Oberlandesgericht Oldenburg: Beschluss vom 19.04.2021 – 3 UF 138/20

Oberlandesgericht Oldenburg: Beschluss vom 19.04.2021 – 3 UF 138/20

OBERLANDESGERICHT OLDENBURG

H i n w e i s b e s c h l u s s

3 UF 138/20
30 F 497/20 AB Amtsgericht Aurich

In der Familiensache

AA, geb. am TT.MM.2020, (…),

gesetzlich vertreten durch

Landkreis Aurich, Amt für Kinder, Jugend und
Familie, (…),

Antragstellerin und Beschwerdeführer,

Beteiligte:

1. BB (Mutter),
2. CC,

Beteiligte,

Prozessbevollmächtigte zu 2:
(…),
Geschäftszeichen: (…)

hat der 3. Zivilsenat – 2. Senat für Familiensachen – des Oberlandesgerichts Oldenburg durch den Vorsitzenden Richter am Oberlandesgericht …, die Richterin am Amtsgericht … und den Richter am Oberlandesgericht …

am 19. April 2021

beschlossen:

Der Senat beabsichtigt, auf die Beschwerde des Antragstellers den Beschluss des Amtsgerichts ‒ Familiengericht ‒ Aurich vom 20. Oktober 2020 aufzuheben und festzustellen, dass der Beteiligte zu 2. der Vater der Antragstellerin ist.

Es besteht Gelegenheit zur Stellungnahme binnen 2 Wochen nach Zustellung dieses Beschlusses.

Gründe:

Das Amtsgericht ‒ Familiengericht ‒ Aurich hat mit angefochtenem Beschluss vom 20. Oktober 2020 den Antrag auf Feststellung, dass der Beteiligte zu 2. der Vater der Antragstellerin ist, abgewiesen. Das Gericht hatte ein Abstammungsgutachten eingeholt. Danach war eine Vaterschaft mangels Übereinstimmung der genetischen Merkmale ausgeschlossen.

Hiergegen wendet sich die Antragstellerin mit ihrer form- und fristgerecht erhobenen Beschwerde. Mit dieser wendet sie ein, dass ausschließlich der Beteiligte zu 2. als Vater in Frage komme. Die Kindesmutter habe ausschließlich mit diesem während der Empfängniszeit geschlechtlich verkehrt. Die Kindesmutter vermute, dass der Beteiligte zu 2. seinen Bruder, der ihm sehr ähnlich sehe, zur Probenentnahme geschickt habe.

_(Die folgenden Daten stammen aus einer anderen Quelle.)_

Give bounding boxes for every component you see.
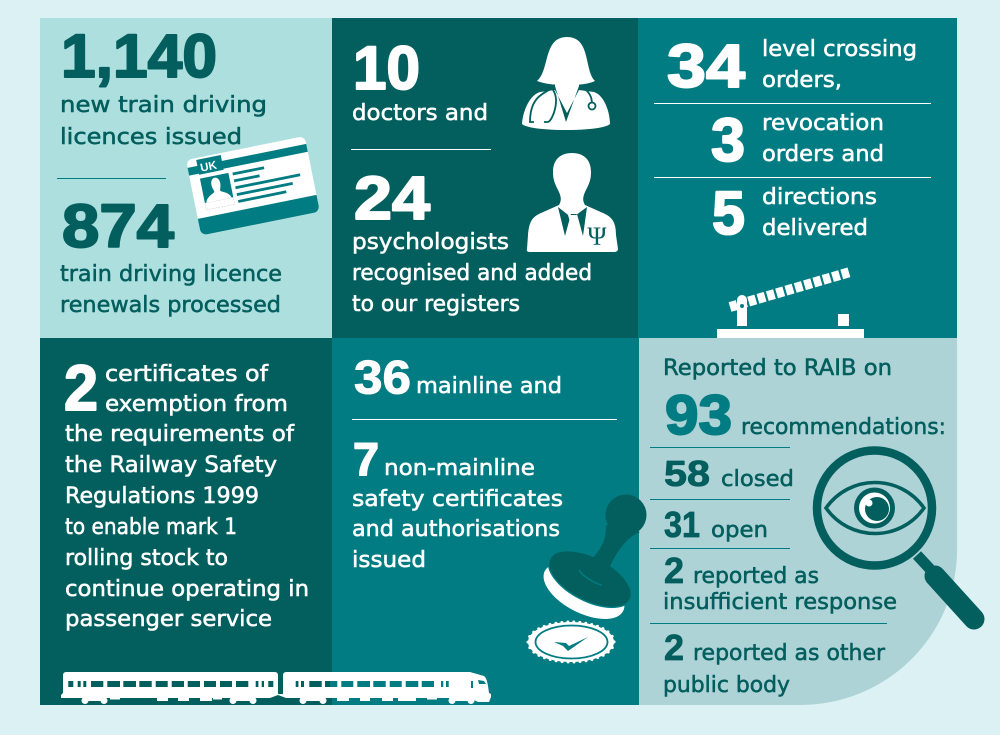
text: licence renewals processed: train driving licence <box>60 262 282 287</box>
text: doctors and: doctors and <box>352 101 488 126</box>
icon: train silhouette <box>61 672 491 704</box>
text: licence renewals processed: renewals processed <box>60 293 281 318</box>
number: 5: 5 <box>712 179 745 247</box>
row: 58 closed <box>664 453 794 494</box>
text: exemption description: exemption from <box>105 392 288 417</box>
text: non-mainline safety certificates: issued <box>352 548 426 573</box>
text: exemption description <box>65 362 309 632</box>
row: 2 reported as other public body: reported as other <box>693 641 886 666</box>
text: revocation orders: orders and <box>762 142 884 167</box>
number: 34: 34 <box>667 32 745 100</box>
number: 24: 24 <box>354 164 430 232</box>
text: exemption description: the Railway Safety <box>65 453 277 478</box>
panel: train driving licences <box>40 18 332 338</box>
row: 2 reported as insufficient response <box>663 550 897 615</box>
text: exemption description: to enable mark 1 <box>65 515 237 540</box>
text: directions delivered: directions <box>762 185 877 210</box>
number: 1,140: 1,140 <box>61 22 217 90</box>
row: 2 reported as other public body <box>663 627 886 698</box>
panel: level crossing orders <box>638 18 957 338</box>
text: revocation orders <box>762 111 884 167</box>
row: 2 reported as insufficient response: 2 <box>664 550 684 591</box>
icon: UK driving licence card: UK <box>199 160 219 175</box>
row: 31 open: open <box>711 518 768 543</box>
text: level crossing orders: orders, <box>762 68 842 93</box>
text: licence renewals processed <box>60 262 282 318</box>
number: 7: 7 <box>353 433 379 485</box>
text: psychologists recognised and added: to our registers <box>352 292 520 317</box>
text: reported to RAIB: Reported to RAIB on <box>663 356 892 381</box>
text: psychologists recognised and added: recognised and added <box>352 261 592 286</box>
icon: male psychologist with psi symbol <box>527 153 618 252</box>
text: non-mainline safety certificates <box>352 456 563 573</box>
text: directions delivered <box>762 185 877 241</box>
row: 58 closed: closed <box>721 467 794 492</box>
text: psychologists recognised and added <box>352 230 592 317</box>
row: 31 open: 31 <box>664 504 700 545</box>
number: 2: 2 <box>64 352 98 424</box>
text: level crossing orders: level crossing <box>762 37 917 62</box>
text: psychologists recognised and added: psychologists <box>352 230 509 255</box>
row: 31 open <box>664 504 768 545</box>
panel: doctors and psychologists <box>332 18 638 338</box>
text: recommendations: recommendations: <box>741 415 946 440</box>
panel: safety certificates <box>332 338 639 705</box>
row: 58 closed: 58 <box>664 453 710 494</box>
text: non-mainline safety certificates: and authorisations <box>352 517 560 542</box>
number: 3: 3 <box>711 106 745 174</box>
text: revocation orders: revocation <box>762 111 884 136</box>
panel: certificates of exemption <box>40 338 332 705</box>
number: 874: 874 <box>62 192 174 260</box>
icon: level crossing barrier <box>717 272 864 338</box>
text: directions delivered: delivered <box>762 216 868 241</box>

Die zulässige Beschwerde ist begründet.

Der Senat hat mit Beschluss vom 9. Dezember 2020 die erneute Einholung eines Abstammungsgutachtens angeordnet. Die Probenentnahme sollte durch die Sachverständige selbst durchgeführt werden und in gleichzeitiger Anwesenheit aller Beteiligten erfolgen. Die Sachverständige wurde ersucht, sich die Identität des Beteiligten zu 2. neben der Vorlage des Passes ausdrücklich durch die Kindesmutter bestätigen zu lassen.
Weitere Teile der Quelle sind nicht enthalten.